During the Troubles, British troops would spike or blow up border roads. Smuggling became a profitable side-business. Business owners along the border today will tell you with no hesitation, that smuggling and its related crime would see a revival following Brexit. Farmers who needed to get on with their day-to-day work, created unauthorised roads with their tractors, in order to facilitate access to their fields and cattle in the cross-border region, avoiding long detours – up to 15 miles in some cases – or facing lengthy delays at checkpoints. Every farmer or trader has a story to tell about the ‘border-bustlers’ – the men and women from every corner of Ireland who joined the struggle to keep the border crossings open with bulldozers during the Troubles. The prospect of a controlled land border “would bring out those bulldozers” once again.

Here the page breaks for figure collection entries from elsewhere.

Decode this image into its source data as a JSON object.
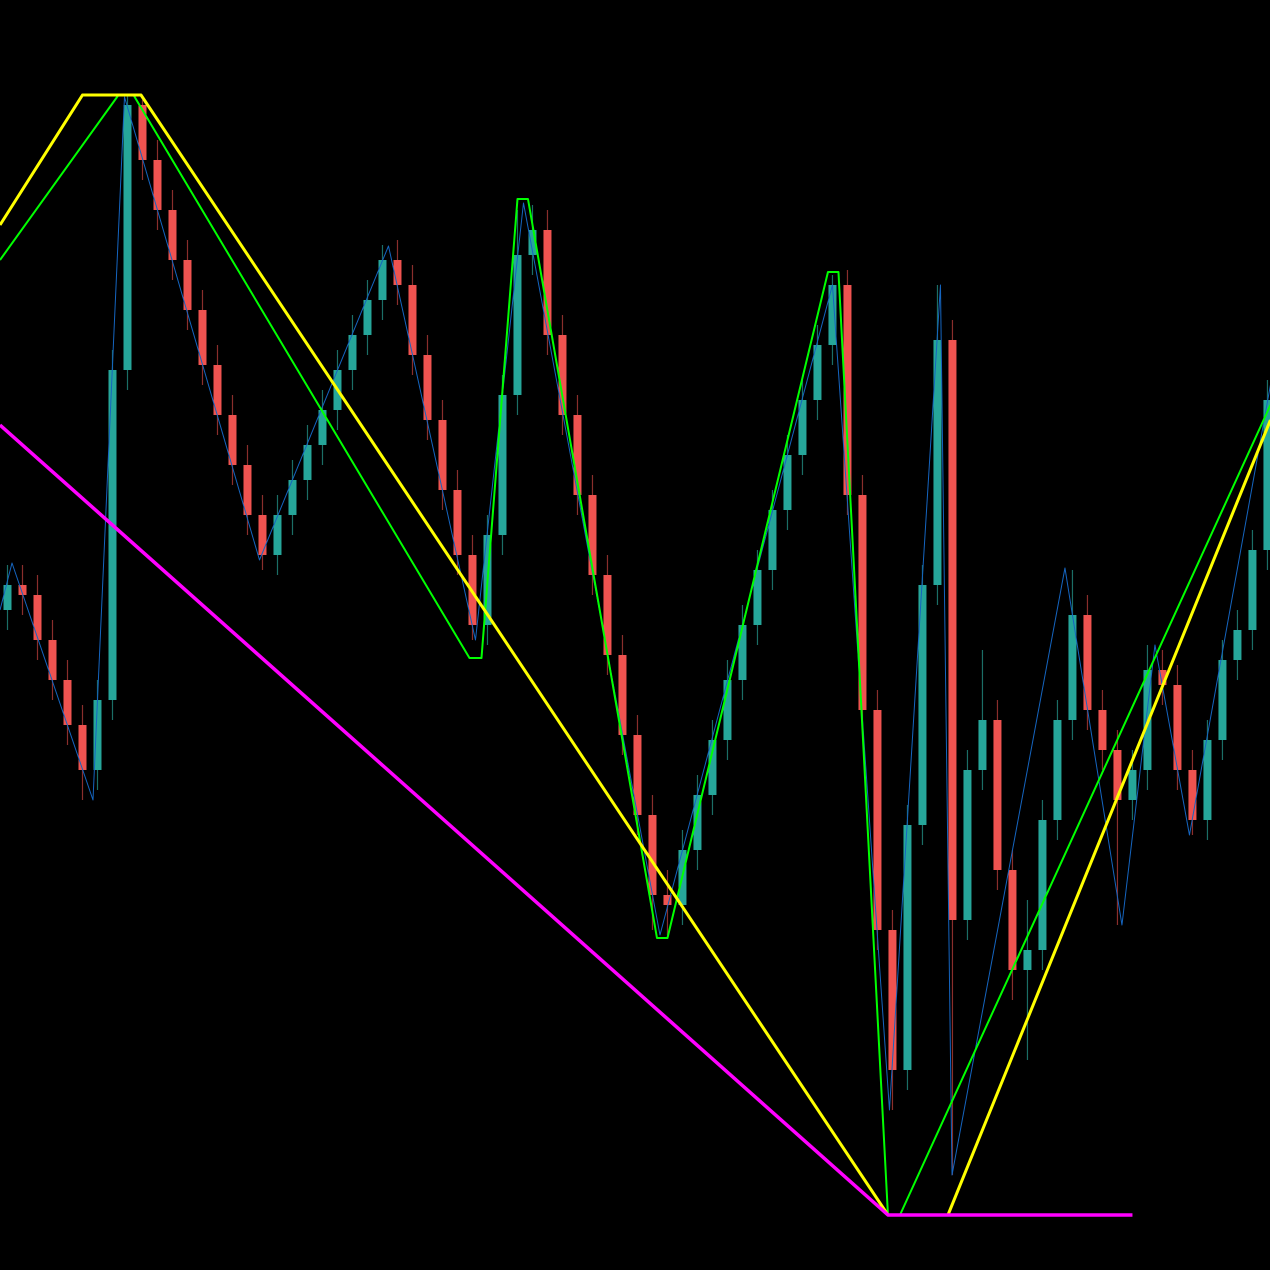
{
  "chart_data": {
    "type": "candlestick",
    "title": "",
    "xlabel": "",
    "ylabel": "",
    "xlim": [
      -0.5,
      84.17
    ],
    "ylim": [
      0,
      127
    ],
    "grid": false,
    "colors": {
      "background": "#000000",
      "bull": "#26a69a",
      "bear": "#ef5350",
      "bull_wick": "#1b6e66",
      "bear_wick": "#8a2e2c",
      "zigzag_thin": "#1565c0",
      "zigzag_green": "#00ff00",
      "zigzag_yellow": "#ffff00",
      "zigzag_magenta": "#ff00ff"
    },
    "candles": [
      [
        66,
        70.5,
        64,
        68.5
      ],
      [
        68.5,
        70.5,
        65.5,
        67.5
      ],
      [
        67.5,
        69.5,
        61,
        63
      ],
      [
        63,
        65,
        57,
        59
      ],
      [
        59,
        61,
        52.5,
        54.5
      ],
      [
        54.5,
        56.5,
        47,
        50
      ],
      [
        50,
        59,
        48,
        57
      ],
      [
        57,
        92,
        55,
        90
      ],
      [
        90,
        117.5,
        88,
        116.5
      ],
      [
        116.5,
        117,
        109,
        111
      ],
      [
        111,
        113,
        104,
        106
      ],
      [
        106,
        108,
        99,
        101
      ],
      [
        101,
        103,
        94,
        96
      ],
      [
        96,
        98,
        88.5,
        90.5
      ],
      [
        90.5,
        92.5,
        83.5,
        85.5
      ],
      [
        85.5,
        87.5,
        78.5,
        80.5
      ],
      [
        80.5,
        82.5,
        73.5,
        75.5
      ],
      [
        75.5,
        77.5,
        70,
        71.5
      ],
      [
        71.5,
        77.5,
        69.5,
        75.5
      ],
      [
        75.5,
        81,
        73.5,
        79
      ],
      [
        79,
        84.5,
        77,
        82.5
      ],
      [
        82.5,
        88,
        80.5,
        86
      ],
      [
        86,
        92,
        84,
        90
      ],
      [
        90,
        95.5,
        88,
        93.5
      ],
      [
        93.5,
        99,
        91.5,
        97
      ],
      [
        97,
        102.5,
        95,
        101
      ],
      [
        101,
        103,
        96.5,
        98.5
      ],
      [
        98.5,
        100.5,
        89.5,
        91.5
      ],
      [
        91.5,
        93.5,
        83,
        85
      ],
      [
        85,
        87,
        76,
        78
      ],
      [
        78,
        80,
        69.5,
        71.5
      ],
      [
        71.5,
        73.5,
        63,
        64.5
      ],
      [
        64.5,
        75.5,
        62.5,
        73.5
      ],
      [
        73.5,
        89.5,
        71.5,
        87.5
      ],
      [
        87.5,
        106,
        85.5,
        101.5
      ],
      [
        101.5,
        106.5,
        99.5,
        104
      ],
      [
        104,
        106,
        91.5,
        93.5
      ],
      [
        93.5,
        95.5,
        83.5,
        85.5
      ],
      [
        85.5,
        87.5,
        75.5,
        77.5
      ],
      [
        77.5,
        79.5,
        67.5,
        69.5
      ],
      [
        69.5,
        71.5,
        59.5,
        61.5
      ],
      [
        61.5,
        63.5,
        51.5,
        53.5
      ],
      [
        53.5,
        55.5,
        43.5,
        45.5
      ],
      [
        45.5,
        47.5,
        34,
        37.5
      ],
      [
        37.5,
        40,
        33.5,
        36.5
      ],
      [
        36.5,
        44,
        34.5,
        42
      ],
      [
        42,
        49.5,
        40,
        47.5
      ],
      [
        47.5,
        55,
        45.5,
        53
      ],
      [
        53,
        61,
        51,
        59
      ],
      [
        59,
        66.5,
        57,
        64.5
      ],
      [
        64.5,
        72,
        62.5,
        70
      ],
      [
        70,
        78,
        68,
        76
      ],
      [
        76,
        83.5,
        74,
        81.5
      ],
      [
        81.5,
        89,
        79.5,
        87
      ],
      [
        87,
        94.5,
        85,
        92.5
      ],
      [
        92.5,
        99.5,
        90.5,
        98.5
      ],
      [
        98.5,
        100,
        75.5,
        77.5
      ],
      [
        77.5,
        79.5,
        54,
        56
      ],
      [
        56,
        58,
        32,
        34
      ],
      [
        34,
        36,
        16,
        20
      ],
      [
        20,
        46.5,
        18,
        44.5
      ],
      [
        44.5,
        70.5,
        42.5,
        68.5
      ],
      [
        68.5,
        98.5,
        66.5,
        93
      ],
      [
        93,
        95,
        9.5,
        35
      ],
      [
        35,
        52,
        33,
        50
      ],
      [
        50,
        62,
        48,
        55
      ],
      [
        55,
        57,
        38,
        40
      ],
      [
        40,
        42,
        27,
        30
      ],
      [
        30,
        37,
        21,
        32
      ],
      [
        32,
        47,
        30,
        45
      ],
      [
        45,
        57,
        43,
        55
      ],
      [
        55,
        70,
        53,
        65.5
      ],
      [
        65.5,
        67.5,
        54,
        56
      ],
      [
        56,
        58,
        50,
        52
      ],
      [
        52,
        54,
        34.5,
        47
      ],
      [
        47,
        52,
        45,
        50
      ],
      [
        50,
        62.5,
        48,
        60
      ],
      [
        60,
        62,
        56.5,
        58.5
      ],
      [
        58.5,
        60.5,
        48,
        50
      ],
      [
        50,
        52,
        43.5,
        45
      ],
      [
        45,
        55,
        43,
        53
      ],
      [
        53,
        63,
        51,
        61
      ],
      [
        61,
        66,
        59,
        64
      ],
      [
        64,
        74,
        62,
        72
      ],
      [
        72,
        89,
        70,
        87
      ]
    ],
    "overlays": [
      {
        "style": "thin-blue",
        "points": [
          [
            -0.5,
            66
          ],
          [
            0.3,
            70.7
          ],
          [
            5.7,
            47
          ],
          [
            7.8,
            117.3
          ],
          [
            16.8,
            71
          ],
          [
            25.4,
            102.4
          ],
          [
            31.2,
            63
          ],
          [
            34.4,
            106.7
          ],
          [
            43.5,
            33.5
          ],
          [
            55.0,
            98.5
          ],
          [
            58.8,
            16
          ],
          [
            62.2,
            98.5
          ],
          [
            62.97,
            9.5
          ],
          [
            70.5,
            70.2
          ],
          [
            74.3,
            34.5
          ],
          [
            76.5,
            62.5
          ],
          [
            78.8,
            43.5
          ],
          [
            84.2,
            88.5
          ]
        ]
      },
      {
        "style": "green",
        "points": [
          [
            -0.5,
            101
          ],
          [
            7.4,
            117.5
          ],
          [
            8.4,
            117.5
          ],
          [
            30.8,
            61.2
          ],
          [
            31.6,
            61.2
          ],
          [
            34.0,
            107.1
          ],
          [
            34.7,
            107.1
          ],
          [
            43.3,
            33.2
          ],
          [
            44.0,
            33.2
          ],
          [
            54.7,
            99.8
          ],
          [
            55.4,
            99.8
          ],
          [
            58.7,
            5.5
          ],
          [
            59.5,
            5.5
          ],
          [
            84.2,
            86.5
          ]
        ]
      },
      {
        "style": "yellow",
        "points": [
          [
            -0.5,
            104.5
          ],
          [
            5.0,
            117.5
          ],
          [
            8.9,
            117.5
          ],
          [
            58.7,
            5.5
          ]
        ]
      },
      {
        "style": "yellow",
        "points": [
          [
            62.7,
            5.5
          ],
          [
            84.2,
            85
          ]
        ]
      },
      {
        "style": "magenta",
        "points": [
          [
            -0.5,
            84.5
          ],
          [
            58.7,
            5.5
          ],
          [
            75.0,
            5.5
          ]
        ]
      }
    ]
  }
}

“They should leave it alone.”
The occupation of Ireland that sparked off the Troubles is still very much part of Irish collective memory and the fear of its resurgence following a tangible hard border is of real concern to the population and all political parties involved, including the EU.
Visiting the island, experiencing the reality of the terrain, makes one realise very quickly that not only does the geography of the country and its road infrastructure, but also its violent history, its fragile economy and national identity hijack the very idea of a physical controlled land border. The Brexit negotiations gravitated around these very notions, putting the Good Friday Agreement at the very centre of a political conundrum that needs yet to reach its conclusion.
In extremis, one could argue that politics could compromise over prosperity, the location of a customs border, or even the way the EU single market could be protected. Matters directly related to the Good Friday Agreement, national identity and past trauma, realistically, can only be taken into account either fully or rejected entirely as no give and take would ever be sufficient to assure the status quo on something that is both intangible and invaluable.
It will be finally up to future generations to judge whether the UK was on the wrong side of history or whether it heralded to the end of the EU, the United Kingdom and Northern Ireland, as we know it.